The redrawing of the map covers a relatively small region high in the Himalayas but it has stirred simmering tensions between two of the world’s biggest powers, India and China.
In Nepal, which is sandwiched between the two, people have reacted angrily, protesting and accusing India of disregarding the country’s sovereignty.
In recent months a new Indian road on a strategic mountain pass fanned tensions, as did a revised map put out by Delhi showing disputed areas as belonging to India.
To top it off India and China are already locked in a military standoff in the northern Ladakh region of disputed Kashmir, where their troops have been facing off for weeks.

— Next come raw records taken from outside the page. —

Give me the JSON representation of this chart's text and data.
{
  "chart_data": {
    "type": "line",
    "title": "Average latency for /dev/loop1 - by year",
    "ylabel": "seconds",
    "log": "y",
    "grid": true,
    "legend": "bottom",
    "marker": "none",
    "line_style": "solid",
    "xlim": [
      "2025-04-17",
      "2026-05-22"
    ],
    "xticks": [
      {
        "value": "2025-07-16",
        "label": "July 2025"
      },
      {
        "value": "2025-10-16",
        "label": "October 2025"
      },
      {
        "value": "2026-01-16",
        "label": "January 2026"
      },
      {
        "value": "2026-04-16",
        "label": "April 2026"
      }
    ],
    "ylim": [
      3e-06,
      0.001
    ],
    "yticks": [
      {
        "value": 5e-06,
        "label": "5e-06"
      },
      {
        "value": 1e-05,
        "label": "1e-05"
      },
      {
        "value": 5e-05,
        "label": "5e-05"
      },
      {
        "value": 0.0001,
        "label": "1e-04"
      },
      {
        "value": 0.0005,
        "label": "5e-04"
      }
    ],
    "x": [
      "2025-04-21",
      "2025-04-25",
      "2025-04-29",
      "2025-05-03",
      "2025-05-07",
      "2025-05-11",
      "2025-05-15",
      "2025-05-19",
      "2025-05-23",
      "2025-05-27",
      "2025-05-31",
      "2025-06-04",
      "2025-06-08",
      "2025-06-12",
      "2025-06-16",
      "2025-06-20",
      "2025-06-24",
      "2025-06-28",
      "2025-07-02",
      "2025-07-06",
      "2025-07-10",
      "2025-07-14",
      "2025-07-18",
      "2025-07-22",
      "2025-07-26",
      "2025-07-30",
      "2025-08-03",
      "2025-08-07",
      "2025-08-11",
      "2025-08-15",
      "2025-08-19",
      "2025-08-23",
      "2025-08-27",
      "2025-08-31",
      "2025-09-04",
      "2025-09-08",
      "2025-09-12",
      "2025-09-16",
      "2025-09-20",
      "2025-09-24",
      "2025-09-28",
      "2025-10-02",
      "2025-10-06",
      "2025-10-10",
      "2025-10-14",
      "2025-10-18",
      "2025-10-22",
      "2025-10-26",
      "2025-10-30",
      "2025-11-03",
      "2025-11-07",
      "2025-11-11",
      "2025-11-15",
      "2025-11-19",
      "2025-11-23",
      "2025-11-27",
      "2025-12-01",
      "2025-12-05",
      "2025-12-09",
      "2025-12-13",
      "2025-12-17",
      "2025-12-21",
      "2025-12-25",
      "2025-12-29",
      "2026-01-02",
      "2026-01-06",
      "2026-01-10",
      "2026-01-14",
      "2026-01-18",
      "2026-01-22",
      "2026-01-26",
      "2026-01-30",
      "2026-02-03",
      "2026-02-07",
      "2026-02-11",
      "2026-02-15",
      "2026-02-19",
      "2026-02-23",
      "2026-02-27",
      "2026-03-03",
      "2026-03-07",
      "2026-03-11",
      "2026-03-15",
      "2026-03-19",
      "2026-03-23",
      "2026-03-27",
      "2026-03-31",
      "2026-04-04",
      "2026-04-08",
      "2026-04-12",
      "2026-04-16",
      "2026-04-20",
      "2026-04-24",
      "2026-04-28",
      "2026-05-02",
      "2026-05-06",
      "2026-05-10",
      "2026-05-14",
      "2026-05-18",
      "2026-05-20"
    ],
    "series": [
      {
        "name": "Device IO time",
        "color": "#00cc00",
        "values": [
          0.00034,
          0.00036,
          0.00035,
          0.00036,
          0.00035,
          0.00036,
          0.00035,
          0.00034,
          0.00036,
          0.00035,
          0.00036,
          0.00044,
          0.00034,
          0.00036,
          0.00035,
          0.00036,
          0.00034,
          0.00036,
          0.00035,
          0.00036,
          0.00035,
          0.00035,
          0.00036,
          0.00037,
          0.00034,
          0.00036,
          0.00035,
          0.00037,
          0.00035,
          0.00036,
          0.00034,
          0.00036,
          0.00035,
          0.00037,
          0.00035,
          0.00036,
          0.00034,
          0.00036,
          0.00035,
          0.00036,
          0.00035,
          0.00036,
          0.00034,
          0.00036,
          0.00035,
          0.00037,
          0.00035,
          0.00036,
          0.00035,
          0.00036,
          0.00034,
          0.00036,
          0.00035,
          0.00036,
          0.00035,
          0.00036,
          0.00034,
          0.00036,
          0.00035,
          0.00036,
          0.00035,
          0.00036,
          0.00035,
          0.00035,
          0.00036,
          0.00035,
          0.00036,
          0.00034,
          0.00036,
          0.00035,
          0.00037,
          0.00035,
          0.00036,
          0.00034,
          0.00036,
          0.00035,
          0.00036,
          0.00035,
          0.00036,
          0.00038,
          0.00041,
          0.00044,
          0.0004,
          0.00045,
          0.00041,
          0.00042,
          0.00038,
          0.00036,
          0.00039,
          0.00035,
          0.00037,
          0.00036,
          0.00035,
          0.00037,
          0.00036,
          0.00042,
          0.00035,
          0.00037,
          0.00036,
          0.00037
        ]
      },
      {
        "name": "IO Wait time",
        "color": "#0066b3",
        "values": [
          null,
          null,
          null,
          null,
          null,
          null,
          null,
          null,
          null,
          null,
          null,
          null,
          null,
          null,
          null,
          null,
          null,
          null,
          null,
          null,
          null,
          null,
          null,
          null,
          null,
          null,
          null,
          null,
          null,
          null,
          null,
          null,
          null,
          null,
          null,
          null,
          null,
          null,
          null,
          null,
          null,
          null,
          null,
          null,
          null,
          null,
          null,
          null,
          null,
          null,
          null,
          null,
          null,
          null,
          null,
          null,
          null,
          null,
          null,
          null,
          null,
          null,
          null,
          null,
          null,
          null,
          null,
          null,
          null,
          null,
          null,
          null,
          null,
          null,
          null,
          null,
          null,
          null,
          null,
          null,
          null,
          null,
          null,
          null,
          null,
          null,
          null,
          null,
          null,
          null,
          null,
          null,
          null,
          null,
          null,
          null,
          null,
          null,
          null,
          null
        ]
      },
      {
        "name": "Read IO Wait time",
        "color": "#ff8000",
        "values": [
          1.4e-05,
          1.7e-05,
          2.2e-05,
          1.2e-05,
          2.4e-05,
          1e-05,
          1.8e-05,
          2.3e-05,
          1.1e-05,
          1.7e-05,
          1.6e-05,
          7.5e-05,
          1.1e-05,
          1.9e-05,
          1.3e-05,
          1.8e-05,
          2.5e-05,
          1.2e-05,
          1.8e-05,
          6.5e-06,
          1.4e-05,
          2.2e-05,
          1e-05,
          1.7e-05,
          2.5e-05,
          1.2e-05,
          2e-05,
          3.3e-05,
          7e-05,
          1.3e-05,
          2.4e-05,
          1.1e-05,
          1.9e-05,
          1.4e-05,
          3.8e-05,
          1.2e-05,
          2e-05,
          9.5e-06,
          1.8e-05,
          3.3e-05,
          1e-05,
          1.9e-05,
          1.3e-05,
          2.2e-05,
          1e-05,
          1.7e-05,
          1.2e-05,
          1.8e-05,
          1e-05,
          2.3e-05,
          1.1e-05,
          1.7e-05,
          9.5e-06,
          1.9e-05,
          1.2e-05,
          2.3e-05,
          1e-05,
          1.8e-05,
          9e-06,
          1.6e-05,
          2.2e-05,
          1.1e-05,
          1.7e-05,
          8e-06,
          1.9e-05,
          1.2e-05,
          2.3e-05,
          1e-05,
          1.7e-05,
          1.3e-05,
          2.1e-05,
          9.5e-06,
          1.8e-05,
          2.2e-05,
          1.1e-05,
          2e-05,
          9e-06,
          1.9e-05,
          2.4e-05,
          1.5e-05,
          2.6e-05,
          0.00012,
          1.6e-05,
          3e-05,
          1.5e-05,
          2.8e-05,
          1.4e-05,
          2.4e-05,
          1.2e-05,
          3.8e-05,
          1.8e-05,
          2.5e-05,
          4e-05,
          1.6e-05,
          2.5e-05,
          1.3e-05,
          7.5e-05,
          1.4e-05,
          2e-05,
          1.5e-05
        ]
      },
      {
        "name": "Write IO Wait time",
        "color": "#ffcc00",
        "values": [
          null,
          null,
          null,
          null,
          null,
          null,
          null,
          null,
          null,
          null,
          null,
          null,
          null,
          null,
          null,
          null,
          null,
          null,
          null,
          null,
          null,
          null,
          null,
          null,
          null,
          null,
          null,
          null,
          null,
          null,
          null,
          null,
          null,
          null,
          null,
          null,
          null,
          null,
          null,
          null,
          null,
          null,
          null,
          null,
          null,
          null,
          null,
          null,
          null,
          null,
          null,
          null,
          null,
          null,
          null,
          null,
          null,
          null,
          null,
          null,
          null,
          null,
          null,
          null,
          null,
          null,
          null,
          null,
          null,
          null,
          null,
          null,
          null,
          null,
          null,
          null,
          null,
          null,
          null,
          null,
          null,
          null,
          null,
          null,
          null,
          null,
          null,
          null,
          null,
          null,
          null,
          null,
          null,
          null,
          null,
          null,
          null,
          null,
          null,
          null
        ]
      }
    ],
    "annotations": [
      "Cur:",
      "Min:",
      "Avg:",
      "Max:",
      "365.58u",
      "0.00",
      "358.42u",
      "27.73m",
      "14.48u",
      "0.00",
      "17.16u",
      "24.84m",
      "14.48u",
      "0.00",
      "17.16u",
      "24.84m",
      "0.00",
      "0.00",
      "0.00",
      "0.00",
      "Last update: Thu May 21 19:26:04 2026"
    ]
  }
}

Media and some officials in India have accused China of instigating the changes to Nepal’s map, a charge to which China has not responded.
What triggered the row?
Nepal and India share an open border of about 1,880 km (1,168 miles). The two countries have finalised maps covering 98% of the boundary, but the Lipulekh pass, Kalapani and Limpiyadhura in western Nepal are among the areas that remain contested.
Together, the three areas cover about 370 sq km (140 square miles), Nepalese officials say. The strategic Lipulekh pass connects the Indian state of Uttarakhand with the Tibet region of China.
Nepal and China have been angered by India’s recent moves. Delhi’s published its new map of the border region in November, after it divided Indian-administered Kashmir into Jammu and Kashmir and Ladakh. The map incorporated some of the territories disputed with Nepal inside India’s borders.
“We all agree that international boundary between two countries is defined by bilateral treaties. Any unilateral type of action cannot establish any legitimate claim of their presence,” Pradeep Gyawali, Nepal’s foreign minister, told the BBC.
Mr Gyawali said there was no other agreement beside the 1816 Sugauli treaty that defined the western border of Nepal with India, and that treaty clearly states that the three areas belong to Nepal.
In retaliation, Nepal published its revised map last month showing the disputed areas within Nepal, infuriating India in return.
“We urge the government of Nepal to refrain from unjustified cartographic assertion and respect India’s sovereignty and territorial integrity,” the Indian foreign ministry said in a statement.
The amendment to replace the map is expected to be passed in Nepal’s parliament this week.